Weisshaus v. Mermelstein

U.S. Court of Appeals for the Second Circuit
Weisshaus v. Mermelstein, 94 F. App'x 869 (2d Cir. 2004)

Weisshaus v. Mermelstein

Opinion of the Court

SUMMARY ORDER

In March 1999, plaintiff-appellant Gizella Weisshaus filed suit in the United States District Court for the Eastern District of New York against eighteen defendants. Her complaint asserted conspiracy and racketeering in violation of 18 U.S.C. § 1962, various civil rights violations, unjust enrichment, and state law tort claims including intentional infliction of emotional distress. Weisshaus’s allegations arose from (1) a series of proceedings in New York state court and in a rabbinical court arbitration concerning her shared owner*870ship of a three-story house at 207 Lee Avenue in Brooklyn, NY, and (2) the dissolution of a realty partnership at 808 Driggs Avenue. Plaintiff has been unsuccessfully pressing a bevy of legal claims related to the Lee Avenue property, in state and federal court, since as early as 1989. And her unavailing efforts to set aside or modify the Driggs Avenue dissolution in state court stretch back to 1995. Her current federal action, implicating the same issues, also fails.

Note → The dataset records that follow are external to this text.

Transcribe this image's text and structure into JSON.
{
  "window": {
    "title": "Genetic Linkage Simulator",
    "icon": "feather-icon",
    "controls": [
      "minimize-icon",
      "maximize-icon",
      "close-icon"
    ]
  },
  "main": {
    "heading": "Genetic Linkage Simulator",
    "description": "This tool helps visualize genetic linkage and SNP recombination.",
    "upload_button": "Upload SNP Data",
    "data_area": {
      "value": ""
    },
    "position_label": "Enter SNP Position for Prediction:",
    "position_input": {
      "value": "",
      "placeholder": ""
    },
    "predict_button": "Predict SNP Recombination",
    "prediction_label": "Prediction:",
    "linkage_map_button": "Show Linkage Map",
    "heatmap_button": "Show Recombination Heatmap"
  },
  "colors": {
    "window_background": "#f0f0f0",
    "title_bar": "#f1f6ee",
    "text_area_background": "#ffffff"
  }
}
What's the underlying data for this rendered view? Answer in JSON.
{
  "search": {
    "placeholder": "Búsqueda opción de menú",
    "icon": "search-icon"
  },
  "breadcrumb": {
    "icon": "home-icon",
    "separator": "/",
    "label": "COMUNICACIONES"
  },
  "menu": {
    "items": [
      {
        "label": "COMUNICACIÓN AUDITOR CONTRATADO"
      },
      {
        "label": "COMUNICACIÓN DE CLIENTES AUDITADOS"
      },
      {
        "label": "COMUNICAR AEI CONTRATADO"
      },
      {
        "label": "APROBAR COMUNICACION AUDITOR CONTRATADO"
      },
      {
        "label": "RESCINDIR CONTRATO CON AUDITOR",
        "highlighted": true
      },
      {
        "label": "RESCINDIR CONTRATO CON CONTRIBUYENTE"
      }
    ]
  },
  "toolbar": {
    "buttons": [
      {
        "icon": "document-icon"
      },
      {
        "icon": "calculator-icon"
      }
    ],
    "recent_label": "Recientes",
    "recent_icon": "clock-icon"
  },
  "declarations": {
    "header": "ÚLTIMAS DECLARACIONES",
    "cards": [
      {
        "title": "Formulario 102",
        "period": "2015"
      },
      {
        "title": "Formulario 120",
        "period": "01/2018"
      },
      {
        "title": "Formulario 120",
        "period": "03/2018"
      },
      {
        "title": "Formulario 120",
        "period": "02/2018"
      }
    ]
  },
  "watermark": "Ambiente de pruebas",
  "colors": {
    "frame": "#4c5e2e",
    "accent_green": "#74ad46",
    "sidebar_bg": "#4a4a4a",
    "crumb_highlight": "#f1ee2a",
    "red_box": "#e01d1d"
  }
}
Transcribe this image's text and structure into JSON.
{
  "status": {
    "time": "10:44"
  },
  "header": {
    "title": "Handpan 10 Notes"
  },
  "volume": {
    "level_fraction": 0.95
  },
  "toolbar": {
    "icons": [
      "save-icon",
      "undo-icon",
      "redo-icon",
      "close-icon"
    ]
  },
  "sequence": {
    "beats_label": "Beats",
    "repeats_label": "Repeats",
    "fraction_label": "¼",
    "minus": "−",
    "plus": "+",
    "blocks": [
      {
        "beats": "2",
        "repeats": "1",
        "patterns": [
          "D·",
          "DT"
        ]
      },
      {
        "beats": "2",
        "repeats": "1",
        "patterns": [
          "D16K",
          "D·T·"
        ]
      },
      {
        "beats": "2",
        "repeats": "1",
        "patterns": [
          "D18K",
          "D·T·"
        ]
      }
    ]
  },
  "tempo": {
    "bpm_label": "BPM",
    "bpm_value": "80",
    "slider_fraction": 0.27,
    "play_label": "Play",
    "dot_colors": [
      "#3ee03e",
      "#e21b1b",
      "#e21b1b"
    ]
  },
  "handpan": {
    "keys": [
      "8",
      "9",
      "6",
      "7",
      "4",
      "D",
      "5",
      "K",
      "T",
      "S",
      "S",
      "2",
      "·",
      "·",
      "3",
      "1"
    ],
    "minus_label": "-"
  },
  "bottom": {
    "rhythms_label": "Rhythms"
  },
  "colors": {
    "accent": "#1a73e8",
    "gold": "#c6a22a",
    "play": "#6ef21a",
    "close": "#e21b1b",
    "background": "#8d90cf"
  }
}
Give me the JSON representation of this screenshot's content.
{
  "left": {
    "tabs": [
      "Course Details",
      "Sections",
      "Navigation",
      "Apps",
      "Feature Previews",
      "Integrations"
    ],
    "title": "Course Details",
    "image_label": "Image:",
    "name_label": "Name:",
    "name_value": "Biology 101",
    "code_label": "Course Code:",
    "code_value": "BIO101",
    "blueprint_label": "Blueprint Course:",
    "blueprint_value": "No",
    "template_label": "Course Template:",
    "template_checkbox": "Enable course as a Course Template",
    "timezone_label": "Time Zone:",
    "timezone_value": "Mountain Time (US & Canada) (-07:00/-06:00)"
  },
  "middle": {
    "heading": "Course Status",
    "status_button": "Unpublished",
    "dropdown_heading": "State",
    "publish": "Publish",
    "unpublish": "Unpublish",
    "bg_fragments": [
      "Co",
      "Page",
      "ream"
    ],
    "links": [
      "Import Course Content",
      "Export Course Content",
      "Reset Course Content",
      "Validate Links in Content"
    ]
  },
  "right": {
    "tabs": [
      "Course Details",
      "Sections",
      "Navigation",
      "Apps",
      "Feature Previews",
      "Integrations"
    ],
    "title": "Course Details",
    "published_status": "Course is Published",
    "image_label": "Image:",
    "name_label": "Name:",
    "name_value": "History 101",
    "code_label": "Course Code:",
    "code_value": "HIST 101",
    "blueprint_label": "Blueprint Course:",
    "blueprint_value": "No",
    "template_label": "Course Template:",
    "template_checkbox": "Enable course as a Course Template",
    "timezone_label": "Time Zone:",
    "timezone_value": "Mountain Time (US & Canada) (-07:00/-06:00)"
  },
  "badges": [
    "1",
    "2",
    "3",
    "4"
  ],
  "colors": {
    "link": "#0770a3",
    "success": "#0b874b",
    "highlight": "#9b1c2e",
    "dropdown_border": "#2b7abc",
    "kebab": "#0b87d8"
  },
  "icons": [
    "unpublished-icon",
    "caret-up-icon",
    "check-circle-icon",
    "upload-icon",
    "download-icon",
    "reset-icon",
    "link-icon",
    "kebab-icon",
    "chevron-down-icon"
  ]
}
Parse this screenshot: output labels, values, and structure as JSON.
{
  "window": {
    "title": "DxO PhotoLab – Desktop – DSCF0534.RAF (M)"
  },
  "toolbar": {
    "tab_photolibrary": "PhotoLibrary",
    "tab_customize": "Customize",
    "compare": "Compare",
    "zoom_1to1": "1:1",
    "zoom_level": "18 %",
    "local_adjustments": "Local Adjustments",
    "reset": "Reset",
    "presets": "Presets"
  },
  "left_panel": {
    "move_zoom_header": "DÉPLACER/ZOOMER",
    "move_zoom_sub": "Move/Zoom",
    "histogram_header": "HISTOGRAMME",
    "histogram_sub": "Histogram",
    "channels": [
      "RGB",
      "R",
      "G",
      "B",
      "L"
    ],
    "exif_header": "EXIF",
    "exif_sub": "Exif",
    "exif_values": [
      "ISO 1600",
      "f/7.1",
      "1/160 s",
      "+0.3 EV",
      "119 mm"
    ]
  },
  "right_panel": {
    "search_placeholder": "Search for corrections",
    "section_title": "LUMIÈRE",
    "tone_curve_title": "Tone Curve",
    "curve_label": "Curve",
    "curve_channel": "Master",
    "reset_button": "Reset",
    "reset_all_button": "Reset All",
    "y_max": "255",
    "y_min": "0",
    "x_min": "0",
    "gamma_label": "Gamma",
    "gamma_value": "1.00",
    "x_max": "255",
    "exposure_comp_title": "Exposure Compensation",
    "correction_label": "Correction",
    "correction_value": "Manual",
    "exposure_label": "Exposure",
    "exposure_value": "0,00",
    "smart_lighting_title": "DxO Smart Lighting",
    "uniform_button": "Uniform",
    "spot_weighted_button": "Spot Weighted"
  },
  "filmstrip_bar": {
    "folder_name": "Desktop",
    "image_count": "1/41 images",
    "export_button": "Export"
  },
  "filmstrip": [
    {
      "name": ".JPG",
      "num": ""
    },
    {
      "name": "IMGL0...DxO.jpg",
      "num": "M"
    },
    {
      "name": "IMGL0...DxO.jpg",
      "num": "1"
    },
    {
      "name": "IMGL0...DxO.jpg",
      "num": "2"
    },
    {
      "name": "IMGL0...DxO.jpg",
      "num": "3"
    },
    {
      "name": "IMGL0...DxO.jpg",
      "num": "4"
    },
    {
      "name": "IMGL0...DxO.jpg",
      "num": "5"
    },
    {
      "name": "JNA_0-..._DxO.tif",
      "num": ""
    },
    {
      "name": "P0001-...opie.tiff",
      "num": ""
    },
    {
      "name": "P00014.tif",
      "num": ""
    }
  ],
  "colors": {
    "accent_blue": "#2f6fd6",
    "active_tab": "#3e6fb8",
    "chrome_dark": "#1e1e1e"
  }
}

Her claims concerning the 207 Lee Avenue property were appropriately dismissed on grounds of collateral estoppel. See Boguslavsky v. Kaplan, 159 F.3d 715, 720 (2d Cir. 1998) (setting forth the prerequisites for collateral estoppel: (1) the issues in both proceedings must be identical; (2) the issue must have been actually litigated and actually decided in the prior proceeding; (3) there must have been “a full and fair opportunity to litigate the issue” in the prior proceeding; and (4) the resolution of the issue must have been “necessary to support a valid and final judgment on the merits”) (internal quotation marks omitted). Weisshaus’s civil RICO causes of action relating to the 808 Driggs Avenue property transaction also fail because she has not sufficiently alleged that the relevant defendants engaged in two or more acts constituting a pattern of racketeering activity. See 18 U.S.C. § 1961(5). And her remaining state law and civil rights claims, to the extent that they have been preserved on appeal, see LoSacco v. City of Middletown, 71 F.3d 88, 93 (2d Cir. 1995) (although we do not hold pro se litigants to formal briefing standards set forth in the Federal Rules of Appellate Procedure, we “need not manufacture claims of error” for them), are without merit. Finally, we deny Weisshaus’s motions brought pursuant to Fed. R.App. P. 48(a).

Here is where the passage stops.